Голова медленно покачивалась в жидкости, словно огромная раковина на морских волнах, а мой наставник вытянул длиннющий тонкий палец, указывая на одно конкретное место.

– Вот, посмотрите, у самого основания черепа. Видите?

– Но чем была нанесена рана, сударь? – осторожно спросил я.

– Ее, наверное, нанес сам Сатана. Своими острыми когтями, – ответил наставник с присущим ему спокойствием, от которого холодела кровь в жилах.

Создавалось впечатление, что он демонстрирует элементарный принцип материальной дедукции аудитории университетских студентов, к которой и я имел честь принадлежать семью годами ранее…

Прошло почти три года со времени той беседы, и я решил взяться за перо. Я надеялся представить миру эффективный метод, каковым может воспользоваться любой судья, на которого возложена обязанность по раскрытию убийства. Короче говоря, я взялся за написание трактата, коему величайший из сыновей Восточной Пруссии уже подсказал весьма точное, хоть и несколько ироничное название.

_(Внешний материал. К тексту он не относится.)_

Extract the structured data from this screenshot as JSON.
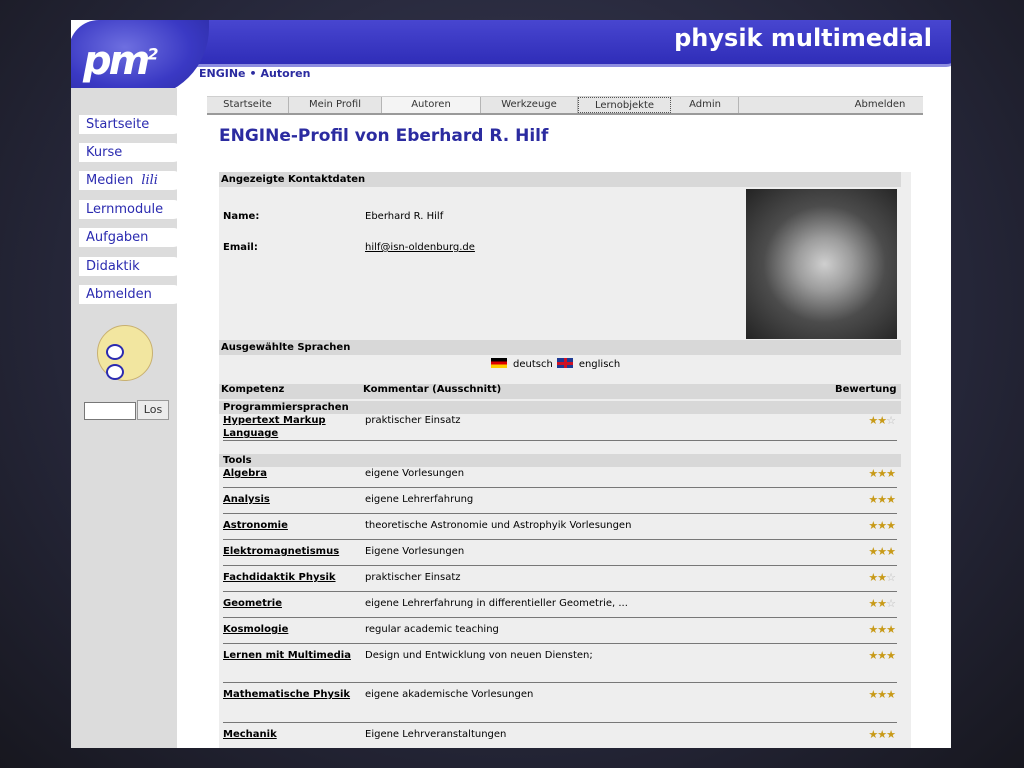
{
  "header": {
    "logo": "pm",
    "logo_sup": "2",
    "site_title": "physik multimedial",
    "breadcrumb": [
      "ENGINe",
      "•",
      "Autoren"
    ]
  },
  "sidebar": {
    "items": [
      {
        "label": "Startseite"
      },
      {
        "label": "Kurse"
      },
      {
        "label": "Medien",
        "badge": "lili"
      },
      {
        "label": "Lernmodule"
      },
      {
        "label": "Aufgaben"
      },
      {
        "label": "Didaktik"
      },
      {
        "label": "Abmelden"
      }
    ],
    "search_button": "Los"
  },
  "tabs": [
    {
      "label": "Startseite"
    },
    {
      "label": "Mein Profil"
    },
    {
      "label": "Autoren"
    },
    {
      "label": "Werkzeuge"
    },
    {
      "label": "Lernobjekte"
    },
    {
      "label": "Admin"
    },
    {
      "label": "Abmelden"
    }
  ],
  "page_title": "ENGINe-Profil von Eberhard R. Hilf",
  "contact": {
    "section_title": "Angezeigte Kontaktdaten",
    "name_label": "Name:",
    "name_value": "Eberhard R. Hilf",
    "email_label": "Email:",
    "email_value": "hilf@isn-oldenburg.de"
  },
  "languages": {
    "section_title": "Ausgewählte Sprachen",
    "items": [
      "deutsch",
      "englisch"
    ]
  },
  "competences": {
    "columns": [
      "Kompetenz",
      "Kommentar (Ausschnitt)",
      "Bewertung"
    ],
    "groups": [
      {
        "title": "Programmiersprachen",
        "rows": [
          {
            "name": "Hypertext Markup Language",
            "comment": "praktischer Einsatz",
            "rating": 2
          }
        ]
      },
      {
        "title": "Tools",
        "rows": [
          {
            "name": "Algebra",
            "comment": "eigene Vorlesungen",
            "rating": 3
          },
          {
            "name": "Analysis",
            "comment": "eigene Lehrerfahrung",
            "rating": 3
          },
          {
            "name": "Astronomie",
            "comment": "theoretische Astronomie und Astrophyik Vorlesungen",
            "rating": 3
          },
          {
            "name": "Elektromagnetismus",
            "comment": "Eigene Vorlesungen",
            "rating": 3
          },
          {
            "name": "Fachdidaktik Physik",
            "comment": "praktischer Einsatz",
            "rating": 2
          },
          {
            "name": "Geometrie",
            "comment": "eigene Lehrerfahrung in differentieller Geometrie, ...",
            "rating": 2
          },
          {
            "name": "Kosmologie",
            "comment": "regular academic teaching",
            "rating": 3
          },
          {
            "name": "Lernen mit Multimedia",
            "comment": "Design und Entwicklung von neuen Diensten;",
            "rating": 3
          },
          {
            "name": "Mathematische Physik",
            "comment": "eigene akademische Vorlesungen",
            "rating": 3
          },
          {
            "name": "Mechanik",
            "comment": "Eigene Lehrveranstaltungen",
            "rating": 3
          }
        ]
      }
    ]
  }
}
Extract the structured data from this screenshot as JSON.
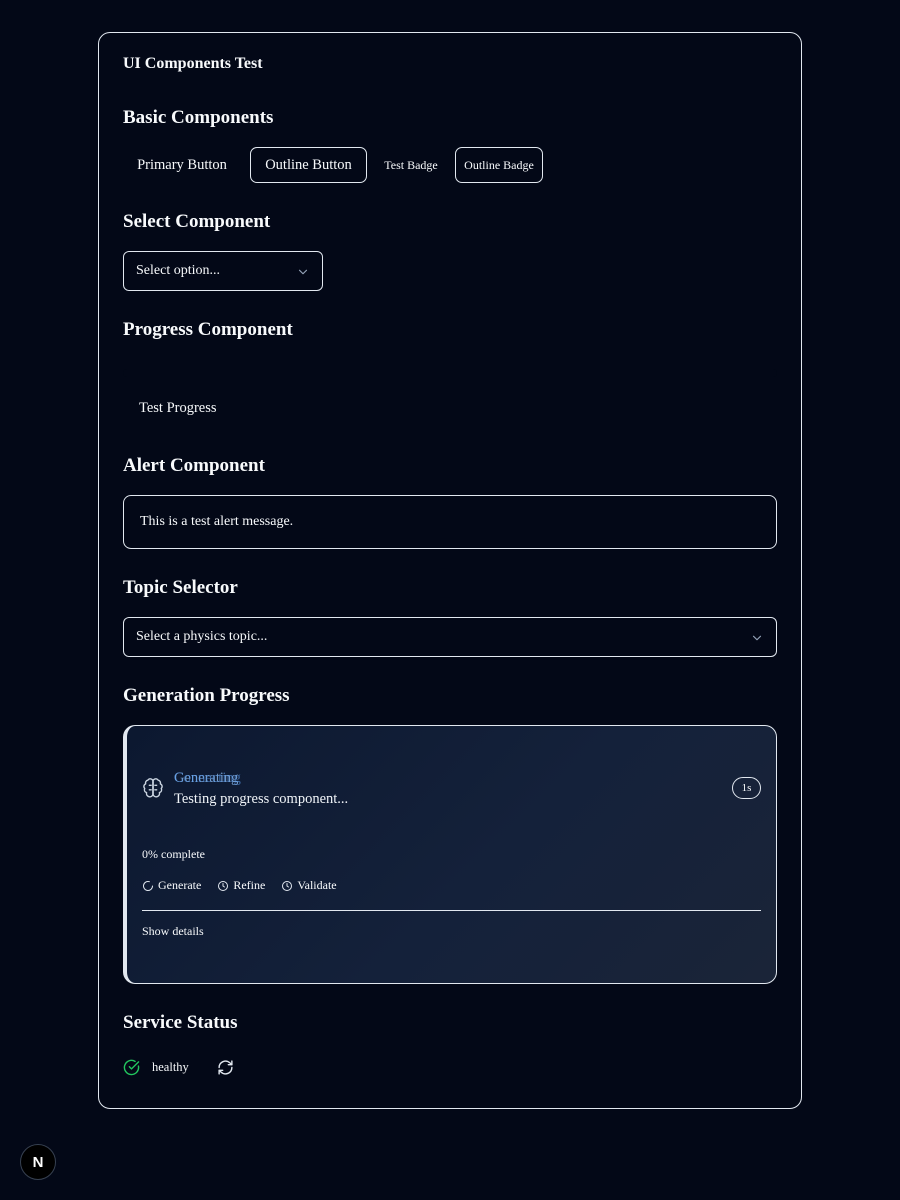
{
  "card": {
    "title": "UI Components Test"
  },
  "basic": {
    "heading": "Basic Components",
    "primary_button": "Primary Button",
    "outline_button": "Outline Button",
    "badge": "Test Badge",
    "outline_badge": "Outline Badge"
  },
  "select": {
    "heading": "Select Component",
    "placeholder": "Select option..."
  },
  "progress": {
    "heading": "Progress Component",
    "label": "Test Progress",
    "value_percent": 0
  },
  "alert": {
    "heading": "Alert Component",
    "message": "This is a test alert message."
  },
  "topic": {
    "heading": "Topic Selector",
    "placeholder": "Select a physics topic..."
  },
  "generation": {
    "heading": "Generation Progress",
    "status_a": "Generating",
    "status_b": "Connecting",
    "message": "Testing progress component...",
    "elapsed": "1s",
    "percent_text": "0% complete",
    "steps": [
      {
        "label": "Generate",
        "icon": "loader-icon"
      },
      {
        "label": "Refine",
        "icon": "clock-icon"
      },
      {
        "label": "Validate",
        "icon": "clock-icon"
      }
    ],
    "details_toggle": "Show details"
  },
  "service": {
    "heading": "Service Status",
    "status": "healthy"
  },
  "dev_indicator": {
    "letter": "N"
  },
  "colors": {
    "background": "#030817",
    "border": "#e2e8f0",
    "healthy": "#22c55e",
    "accent": "#60a5fa"
  }
}
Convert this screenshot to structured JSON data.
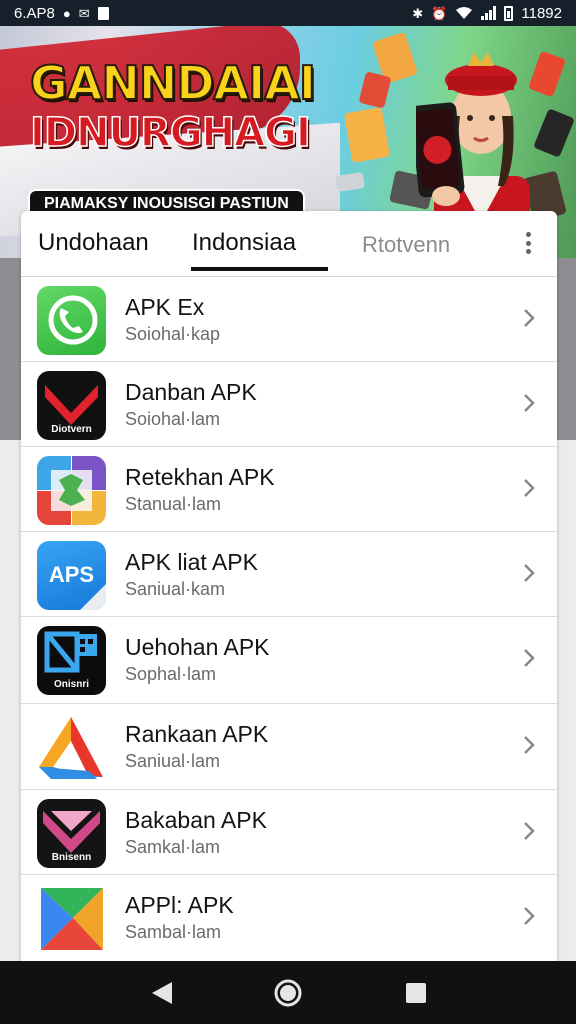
{
  "status_bar": {
    "left_text": "6.AP8",
    "time": "11892",
    "icons": [
      "disc-icon",
      "message-icon",
      "sim-icon",
      "bluetooth-icon",
      "alarm-icon",
      "wifi-icon",
      "signal-icon",
      "battery-icon"
    ]
  },
  "banner": {
    "title_line1": "GANNDAIAI",
    "title_line2": "IDNURGHAGI",
    "tagline": "PIAMAKSY INOUSISGI PASTIUN",
    "colors": {
      "flag_red": "#d21f2d",
      "title_yellow": "#f8d21b",
      "title_red": "#d51a22"
    }
  },
  "tabs": [
    {
      "label": "Undohaan",
      "active": false
    },
    {
      "label": "Indonsiaa",
      "active": true
    },
    {
      "label": "Rtotvenn",
      "active": false
    }
  ],
  "apps": [
    {
      "title": "APK Ex",
      "subtitle": "Soiohal·kap",
      "icon": "phone-call-icon",
      "icon_label": ""
    },
    {
      "title": "Danban APK",
      "subtitle": "Soiohal·lam",
      "icon": "red-chevron-icon",
      "icon_label": "Diotvern"
    },
    {
      "title": "Retekhan APK",
      "subtitle": "Stanual·lam",
      "icon": "colorful-tiles-icon",
      "icon_label": ""
    },
    {
      "title": "APK liat APK",
      "subtitle": "Saniual·kam",
      "icon": "apps-text-icon",
      "icon_label": "APS"
    },
    {
      "title": "Uehohan APK",
      "subtitle": "Sophal·lam",
      "icon": "blue-grid-icon",
      "icon_label": "Onisnri"
    },
    {
      "title": "Rankaan APK",
      "subtitle": "Saniual·lam",
      "icon": "triangle-arrow-icon",
      "icon_label": ""
    },
    {
      "title": "Bakaban APK",
      "subtitle": "Samkal·lam",
      "icon": "pink-heart-icon",
      "icon_label": "Bnisenn"
    },
    {
      "title": "APPl: APK",
      "subtitle": "Sambal·lam",
      "icon": "play-store-icon",
      "icon_label": ""
    }
  ],
  "nav": {
    "icons": [
      "back-icon",
      "home-icon",
      "recents-icon"
    ]
  }
}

Упомянутый благородный план был неожиданно прерван почти сразу же после нескольких первых строк сочинения. И дело не только в драматических поворотах истории. Открывшееся мне в ходе расследования погрузило мой разум и душу в бездонную пропасть такой сатанинской тьмы, что оказалось весьма нелегким делом отыскать из нее выход. И уж поверьте! Простак, писавший те строки, и человек, пишущий эти, – два настолько чуждых друг другу существа – несмотря на все свидетельства обратного, которые предоставляют мне здравый смысл и зеркало для бритья, – что порой я невольно задаюсь вопросом: а тот ли я человек, которым был когда-то? Увиденное мною в Кенигсберге будет преследовать меня весь остаток жизни…

Глава 1

Китобои, возвращавшиеся с промысла в арктических морях летом 1803 года, сообщали об Aurora Borealis [2]2
  Северное сияние.


[Закрыть]
невиданной доселе яркости. Несколькими годами ранее, к удовольствию всех представителей научного сообщества, профессор Уолластон описал явление полярной рефракции. Конечно же, это нисколько не уменьшило суеверный страх, который упомянутое явление природы вызывало и вызывает в невежественных обитателях Балтийского побережья. Все жители Лотингена, расположенного в восьми милях от берега – и ваш покорный слуга в том числе, – каждую ночь с благоговейным трепетом всматривались в темное небо. Увиденное не могло не ввести нас в заблуждение. Северное сияние сверкало подобно перламутровому вееру невероятной величины, поднесенному к полуденному солнцу. Маленькая Лотта Хаваарс, служившая у нас нянькой с момента рождения Иммануила, говорила, что ее соседи по деревне обратили внимание на странное поведение домашних животных. А осень принесла нам известия о появлении жутких растений и рождении уродов, столь отвратительных, что, казалось, попраны основные законы природы. Двухголовые поросята, телята с шестью ногами, репа величиной с тачку. «Предстоящая зима, – мрачно бормотала себе под нос Лотта, – будет такая, какой еще не видывало человечество».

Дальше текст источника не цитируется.